One of the policies they will be implementing for tourists is to limit their destinations to areas that have no record of infection and are easily overseen to ensure quick response in the event that an infection does occur.
For instance, the government has identified Samui and Phuket – also the country’s top island destinations – as places they will open up for international tourists in the future, as these areas satisfy the above criteria.
In addition, these international tourists will have to carry documentation that will demonstrate to immigration that they have not been infected with the coronavirus and that they are of good general health.
Moreover, they will need to invest in health insurance before traveling and will need to provide documentation for that as well.
By matching COVID-free areas in the country with tourists coming from countries that are relatively unaffected by the pandemic, the tourism sector can allow these international visitors to come in without having to subject themselves to a 14-day quarantine.
The country expects much of the traffic to come from countries with the highest number of yearly visitors before the pandemic, namely, Vietnam, China and Singapore.

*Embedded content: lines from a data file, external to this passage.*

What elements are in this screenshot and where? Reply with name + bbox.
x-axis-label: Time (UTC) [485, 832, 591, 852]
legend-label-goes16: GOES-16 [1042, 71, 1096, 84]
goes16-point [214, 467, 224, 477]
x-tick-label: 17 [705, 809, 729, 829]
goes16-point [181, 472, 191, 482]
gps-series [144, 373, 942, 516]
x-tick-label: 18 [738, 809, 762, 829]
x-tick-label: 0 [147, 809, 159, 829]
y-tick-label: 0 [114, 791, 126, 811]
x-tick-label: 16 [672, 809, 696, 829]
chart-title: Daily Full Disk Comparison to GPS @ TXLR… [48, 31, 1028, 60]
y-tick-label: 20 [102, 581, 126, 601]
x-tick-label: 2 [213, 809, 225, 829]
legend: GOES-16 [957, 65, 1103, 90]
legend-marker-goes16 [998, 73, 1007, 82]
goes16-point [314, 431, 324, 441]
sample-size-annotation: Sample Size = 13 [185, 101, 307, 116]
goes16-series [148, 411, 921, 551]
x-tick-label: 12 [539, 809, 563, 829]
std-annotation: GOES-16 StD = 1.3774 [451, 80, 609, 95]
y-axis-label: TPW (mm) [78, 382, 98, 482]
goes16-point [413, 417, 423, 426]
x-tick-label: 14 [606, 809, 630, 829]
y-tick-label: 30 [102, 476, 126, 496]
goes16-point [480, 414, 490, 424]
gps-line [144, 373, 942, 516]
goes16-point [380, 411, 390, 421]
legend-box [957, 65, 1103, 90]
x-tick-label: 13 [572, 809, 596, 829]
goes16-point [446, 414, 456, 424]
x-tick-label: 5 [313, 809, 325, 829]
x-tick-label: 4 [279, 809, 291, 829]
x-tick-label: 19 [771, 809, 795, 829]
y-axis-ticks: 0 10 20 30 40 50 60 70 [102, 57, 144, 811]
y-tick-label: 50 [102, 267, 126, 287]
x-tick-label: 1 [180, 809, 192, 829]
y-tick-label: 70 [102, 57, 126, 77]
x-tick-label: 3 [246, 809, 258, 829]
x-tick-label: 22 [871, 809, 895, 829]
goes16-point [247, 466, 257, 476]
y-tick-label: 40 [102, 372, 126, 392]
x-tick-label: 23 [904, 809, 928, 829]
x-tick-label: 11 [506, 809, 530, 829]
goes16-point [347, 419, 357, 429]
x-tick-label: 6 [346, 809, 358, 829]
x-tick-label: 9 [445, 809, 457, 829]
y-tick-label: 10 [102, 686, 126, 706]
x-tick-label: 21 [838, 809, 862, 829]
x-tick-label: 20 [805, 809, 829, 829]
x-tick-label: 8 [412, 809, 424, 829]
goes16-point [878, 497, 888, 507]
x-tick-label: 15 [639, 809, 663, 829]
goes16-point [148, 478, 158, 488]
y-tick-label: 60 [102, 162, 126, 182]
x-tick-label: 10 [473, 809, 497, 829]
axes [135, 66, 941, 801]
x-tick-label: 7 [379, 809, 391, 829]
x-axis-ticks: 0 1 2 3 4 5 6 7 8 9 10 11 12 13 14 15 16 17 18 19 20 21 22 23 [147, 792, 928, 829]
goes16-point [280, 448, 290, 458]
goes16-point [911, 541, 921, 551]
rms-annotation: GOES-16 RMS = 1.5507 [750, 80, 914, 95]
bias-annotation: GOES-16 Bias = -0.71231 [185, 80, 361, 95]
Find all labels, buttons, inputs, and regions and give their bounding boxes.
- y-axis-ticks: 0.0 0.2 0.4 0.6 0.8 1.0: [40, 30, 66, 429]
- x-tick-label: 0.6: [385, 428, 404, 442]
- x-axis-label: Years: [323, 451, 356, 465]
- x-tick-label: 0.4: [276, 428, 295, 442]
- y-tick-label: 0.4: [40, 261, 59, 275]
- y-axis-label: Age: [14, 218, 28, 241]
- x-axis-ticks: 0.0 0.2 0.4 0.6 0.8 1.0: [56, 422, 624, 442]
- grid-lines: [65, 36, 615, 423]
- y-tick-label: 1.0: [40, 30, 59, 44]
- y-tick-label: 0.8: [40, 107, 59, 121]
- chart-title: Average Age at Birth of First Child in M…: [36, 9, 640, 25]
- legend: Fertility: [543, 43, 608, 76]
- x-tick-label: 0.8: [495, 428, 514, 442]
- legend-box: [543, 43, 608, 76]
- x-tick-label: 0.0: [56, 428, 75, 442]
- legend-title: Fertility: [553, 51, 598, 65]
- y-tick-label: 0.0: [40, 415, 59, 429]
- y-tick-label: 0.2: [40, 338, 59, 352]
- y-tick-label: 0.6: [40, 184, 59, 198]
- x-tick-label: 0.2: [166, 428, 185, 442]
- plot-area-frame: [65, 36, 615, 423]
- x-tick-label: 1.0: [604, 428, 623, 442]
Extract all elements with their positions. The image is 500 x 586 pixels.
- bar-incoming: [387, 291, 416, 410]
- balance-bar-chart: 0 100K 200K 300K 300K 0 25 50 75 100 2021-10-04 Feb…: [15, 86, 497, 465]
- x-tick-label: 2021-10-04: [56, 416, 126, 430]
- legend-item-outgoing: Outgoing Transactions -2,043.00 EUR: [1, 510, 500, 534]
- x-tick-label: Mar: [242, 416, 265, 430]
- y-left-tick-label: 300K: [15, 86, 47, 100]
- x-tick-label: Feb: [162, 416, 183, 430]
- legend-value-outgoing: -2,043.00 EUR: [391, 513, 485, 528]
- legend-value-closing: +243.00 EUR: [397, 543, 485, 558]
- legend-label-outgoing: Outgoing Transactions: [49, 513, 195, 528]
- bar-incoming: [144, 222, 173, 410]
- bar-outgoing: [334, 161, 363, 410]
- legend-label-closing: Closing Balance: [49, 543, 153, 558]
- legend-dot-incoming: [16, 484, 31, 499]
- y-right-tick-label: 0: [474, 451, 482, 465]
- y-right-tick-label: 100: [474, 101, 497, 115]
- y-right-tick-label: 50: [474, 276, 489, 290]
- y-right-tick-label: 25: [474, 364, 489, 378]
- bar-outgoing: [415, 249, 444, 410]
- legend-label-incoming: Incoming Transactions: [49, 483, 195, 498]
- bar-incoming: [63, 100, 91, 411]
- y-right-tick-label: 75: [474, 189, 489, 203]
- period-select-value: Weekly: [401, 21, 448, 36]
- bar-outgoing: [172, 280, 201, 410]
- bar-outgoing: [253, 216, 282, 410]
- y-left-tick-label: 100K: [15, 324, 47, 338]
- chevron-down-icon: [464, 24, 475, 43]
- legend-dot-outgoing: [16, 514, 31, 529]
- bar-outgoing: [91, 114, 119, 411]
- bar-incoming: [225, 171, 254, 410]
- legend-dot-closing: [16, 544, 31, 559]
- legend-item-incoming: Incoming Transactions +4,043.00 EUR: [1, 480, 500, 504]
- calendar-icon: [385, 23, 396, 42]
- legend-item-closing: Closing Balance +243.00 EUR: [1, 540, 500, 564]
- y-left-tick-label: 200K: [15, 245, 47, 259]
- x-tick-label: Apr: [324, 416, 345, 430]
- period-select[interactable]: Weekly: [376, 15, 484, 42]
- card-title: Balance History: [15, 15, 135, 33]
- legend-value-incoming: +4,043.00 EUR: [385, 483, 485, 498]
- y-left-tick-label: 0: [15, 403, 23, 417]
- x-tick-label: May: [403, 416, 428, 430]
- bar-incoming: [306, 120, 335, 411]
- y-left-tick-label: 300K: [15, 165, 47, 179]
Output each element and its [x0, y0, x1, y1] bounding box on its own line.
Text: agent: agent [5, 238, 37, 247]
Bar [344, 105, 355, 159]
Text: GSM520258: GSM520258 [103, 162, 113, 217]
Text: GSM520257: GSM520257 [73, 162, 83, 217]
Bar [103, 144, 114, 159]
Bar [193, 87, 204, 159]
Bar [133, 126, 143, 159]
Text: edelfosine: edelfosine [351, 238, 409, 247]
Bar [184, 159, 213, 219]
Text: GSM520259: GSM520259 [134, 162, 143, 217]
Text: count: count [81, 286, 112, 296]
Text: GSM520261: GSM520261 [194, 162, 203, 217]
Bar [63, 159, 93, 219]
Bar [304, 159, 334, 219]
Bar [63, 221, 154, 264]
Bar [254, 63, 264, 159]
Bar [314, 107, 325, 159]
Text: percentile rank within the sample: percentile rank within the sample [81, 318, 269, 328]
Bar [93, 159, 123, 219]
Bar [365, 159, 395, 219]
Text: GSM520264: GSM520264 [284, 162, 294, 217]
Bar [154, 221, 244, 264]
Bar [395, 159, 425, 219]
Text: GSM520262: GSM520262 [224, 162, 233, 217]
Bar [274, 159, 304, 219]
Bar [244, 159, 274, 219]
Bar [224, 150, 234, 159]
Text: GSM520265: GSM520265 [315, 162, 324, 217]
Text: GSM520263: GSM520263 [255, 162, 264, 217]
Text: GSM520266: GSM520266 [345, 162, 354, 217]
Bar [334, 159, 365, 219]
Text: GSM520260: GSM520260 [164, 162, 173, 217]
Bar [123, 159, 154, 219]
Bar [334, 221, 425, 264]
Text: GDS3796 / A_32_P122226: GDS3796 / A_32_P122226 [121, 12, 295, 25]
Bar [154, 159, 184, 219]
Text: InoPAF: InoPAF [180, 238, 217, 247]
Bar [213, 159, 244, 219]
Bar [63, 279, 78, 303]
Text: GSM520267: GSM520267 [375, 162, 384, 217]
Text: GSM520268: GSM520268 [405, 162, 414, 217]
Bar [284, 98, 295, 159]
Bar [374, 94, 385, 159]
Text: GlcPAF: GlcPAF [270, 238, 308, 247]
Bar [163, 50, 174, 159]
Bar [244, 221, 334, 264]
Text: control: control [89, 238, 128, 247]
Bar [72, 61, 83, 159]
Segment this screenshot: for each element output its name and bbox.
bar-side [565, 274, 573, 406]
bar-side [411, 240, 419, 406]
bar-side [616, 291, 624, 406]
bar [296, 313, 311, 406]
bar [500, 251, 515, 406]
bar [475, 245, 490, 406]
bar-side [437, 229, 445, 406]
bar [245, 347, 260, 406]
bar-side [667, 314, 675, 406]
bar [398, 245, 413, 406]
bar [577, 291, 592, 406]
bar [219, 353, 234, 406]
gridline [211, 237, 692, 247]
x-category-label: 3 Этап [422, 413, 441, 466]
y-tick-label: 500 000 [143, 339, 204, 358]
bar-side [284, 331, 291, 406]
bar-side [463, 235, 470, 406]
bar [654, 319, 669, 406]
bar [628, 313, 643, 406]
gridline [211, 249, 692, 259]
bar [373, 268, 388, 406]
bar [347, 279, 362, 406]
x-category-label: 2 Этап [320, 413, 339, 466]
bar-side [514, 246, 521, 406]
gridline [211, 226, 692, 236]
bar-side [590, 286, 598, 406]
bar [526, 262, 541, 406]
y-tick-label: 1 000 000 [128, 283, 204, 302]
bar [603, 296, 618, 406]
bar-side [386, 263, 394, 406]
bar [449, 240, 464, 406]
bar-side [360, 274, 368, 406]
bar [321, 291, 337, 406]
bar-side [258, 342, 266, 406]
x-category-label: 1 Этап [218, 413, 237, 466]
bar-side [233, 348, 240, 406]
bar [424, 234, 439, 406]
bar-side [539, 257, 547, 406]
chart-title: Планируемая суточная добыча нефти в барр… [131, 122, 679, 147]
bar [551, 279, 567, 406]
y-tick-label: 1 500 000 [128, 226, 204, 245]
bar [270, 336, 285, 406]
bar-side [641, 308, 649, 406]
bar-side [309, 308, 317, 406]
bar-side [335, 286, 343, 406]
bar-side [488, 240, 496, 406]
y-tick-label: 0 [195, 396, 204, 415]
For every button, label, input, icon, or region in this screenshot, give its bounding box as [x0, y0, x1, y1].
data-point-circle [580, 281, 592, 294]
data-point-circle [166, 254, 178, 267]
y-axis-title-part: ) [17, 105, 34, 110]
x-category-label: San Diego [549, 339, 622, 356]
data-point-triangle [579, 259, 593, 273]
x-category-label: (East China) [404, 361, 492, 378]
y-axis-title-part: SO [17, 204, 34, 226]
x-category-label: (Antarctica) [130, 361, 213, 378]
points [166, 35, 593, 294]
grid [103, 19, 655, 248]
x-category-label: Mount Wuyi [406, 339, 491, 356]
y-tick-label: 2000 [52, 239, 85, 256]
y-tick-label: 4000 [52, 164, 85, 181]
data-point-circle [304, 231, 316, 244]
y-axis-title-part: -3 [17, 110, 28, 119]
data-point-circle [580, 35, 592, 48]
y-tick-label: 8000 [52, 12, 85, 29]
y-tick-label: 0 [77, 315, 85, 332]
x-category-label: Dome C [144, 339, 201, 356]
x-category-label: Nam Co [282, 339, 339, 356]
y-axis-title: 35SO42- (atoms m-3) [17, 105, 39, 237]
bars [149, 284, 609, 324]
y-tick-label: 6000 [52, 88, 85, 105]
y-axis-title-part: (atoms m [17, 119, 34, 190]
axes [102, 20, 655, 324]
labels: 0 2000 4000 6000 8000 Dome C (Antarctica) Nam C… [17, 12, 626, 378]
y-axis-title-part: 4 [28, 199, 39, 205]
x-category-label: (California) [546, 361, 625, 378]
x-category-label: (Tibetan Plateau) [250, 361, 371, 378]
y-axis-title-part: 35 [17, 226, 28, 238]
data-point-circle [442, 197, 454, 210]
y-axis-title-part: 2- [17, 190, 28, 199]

However, to further minimize exposure, the country will set a quota on the number of tourists from these countries under the rebranding.
Also, as part of its drive to highlight Thailand’s trusted healthcare system, airports will have medical professionals standing by to subject tourists to rapid antibody testing upon arrival.
These measures are still up for discussion, however. Governor Yuthasak said that, before international markets will open, the Thai government will undergo discussions with other countries’ governments to ensure the safety of both local Thais and foreigners who plan to visit the country by October.